While spotting a potential gamble isn’t too hard, it can be quite tricky to know if it’s over or not.
There’s nothing more stressful than being right in your assessment, but missing out.
Except for still being right and losing…
The solution is simple. Picking the right fights to get involved in, being decisive and reacting fast. Reacting without thinking takes a little confidence and the repetition of time, but knowing what you’re looking at is likely to drastically improve results. Here’s a few things to think about:
Assessing WOM (Weight Of Money)
That’s right. WOM is still useful at times.
Over the years I’ve read many views on using weight of money (WOM) to trade Betfair markets. If you think about it on a logical level, it must always hold some use. Many are quick to declare it’s useless on various forums, probably as at result their own frustrations. But like many other indicators it has a use.
Racing markets have many variable factors contributing to price changes, simply ignoring some as useful would be foolish.
Earlier in the week I managed to record this race at Haydock for the video pack upgrade, due next month. It was one of those occasions where the market became a one-way affair.
In this instance it wasn’t all that surprising to see this result follow:
Assessing the money itself has become trickier over time. Mainly because of the market manipulation that quite clearly occurs.
Ignoring the unmatched volumes but concentrating on the actual money falling into the market at the available prices is more useful. Unmatched money often ‘scares’ users into misplacing bets through panic.
Don’t do it…
Is a great way to reduce stress while trading.
Regularly the urge is to ‘want to make money fast’, which is of course is likely to lead to the exact opposite. I’ve spoken about it many times before.
When you spot a gamble starting to unravel it’s great. More opportunity is on offer because of it, but that doesn’t mean you need to become ‘excited’. Just like the fear of losing, the excitement of winning is dangerous.
Just because you’ve spotted a lot of money pouring one way on a given selection it doesn’t mean it will continue all the way to post time.
It may, but it’s unlikely…
It’s this kind of thing that causes those horrible whip-saw type situations where the price rips back many ticks as traders jump over each-other to exit. See the graph below, just like that!
Managing your stakes and risk is just as important as spotting the gamble in the first place.
Think on that.
Anticipation: Unfair Competition…
Last but by no means least…
Finding a handful of situations each day where a gamble is more-than-likely to develop.
The urge is to assume this approach isn’t of use when you find it doesn’t happen every time. The kicker being; when it does, it’s powerful.
I’ll save the specifics for the video pack update but just because something you expected may happen didn’t it didn’t make the exercise a waste of time!

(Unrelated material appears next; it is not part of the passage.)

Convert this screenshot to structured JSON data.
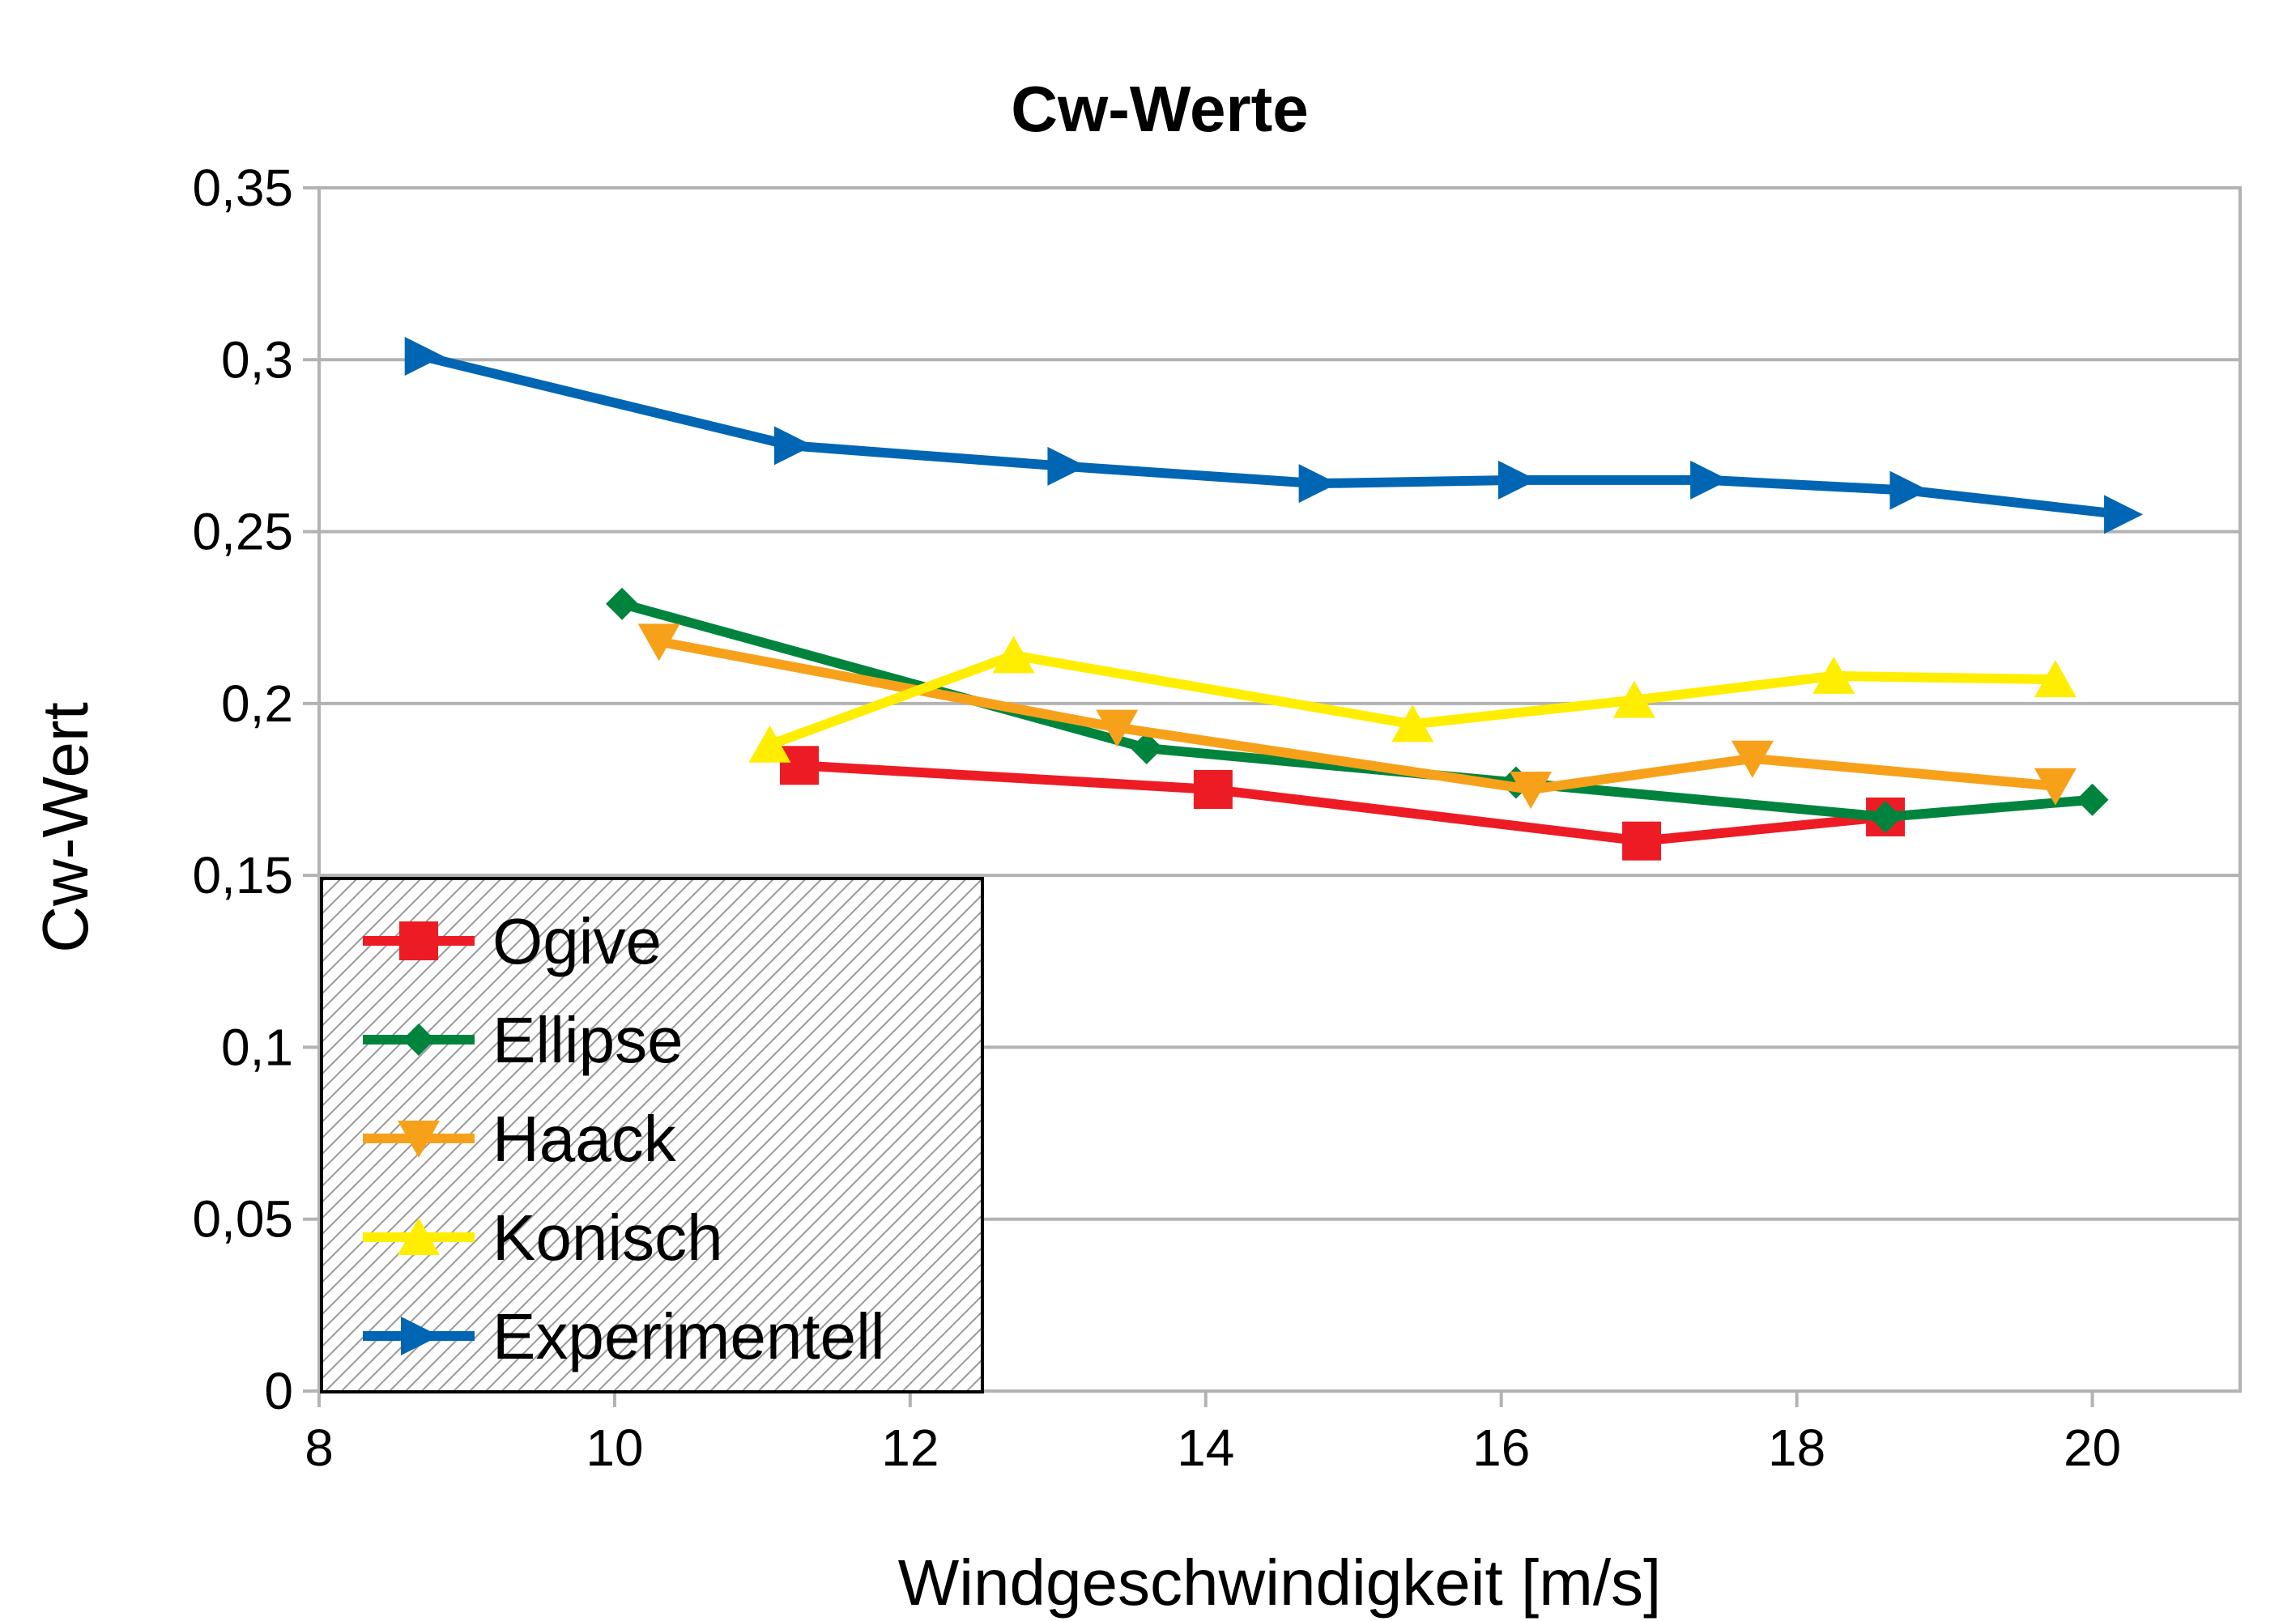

As we say in the UK, ‘it’s like busses’. Nothing may happen for a while, but then they’ll all come at once. But that’s just the nature of trading…
You want to look for a situation where it’s one way traffic within the market. Like the screenshot at the top of this post, all the money was for one runner. I didn’t just trade one runner although it was a heavily lop-sided market in terms of betting.
If I’m to participate, I don’t like competition.
Because I want to win, and easily.
For this reason it’s often harder to find market moves in those situations where everything is highly competitive and ‘equal’.
The market often does the hard work for us, it’s just a case of looking!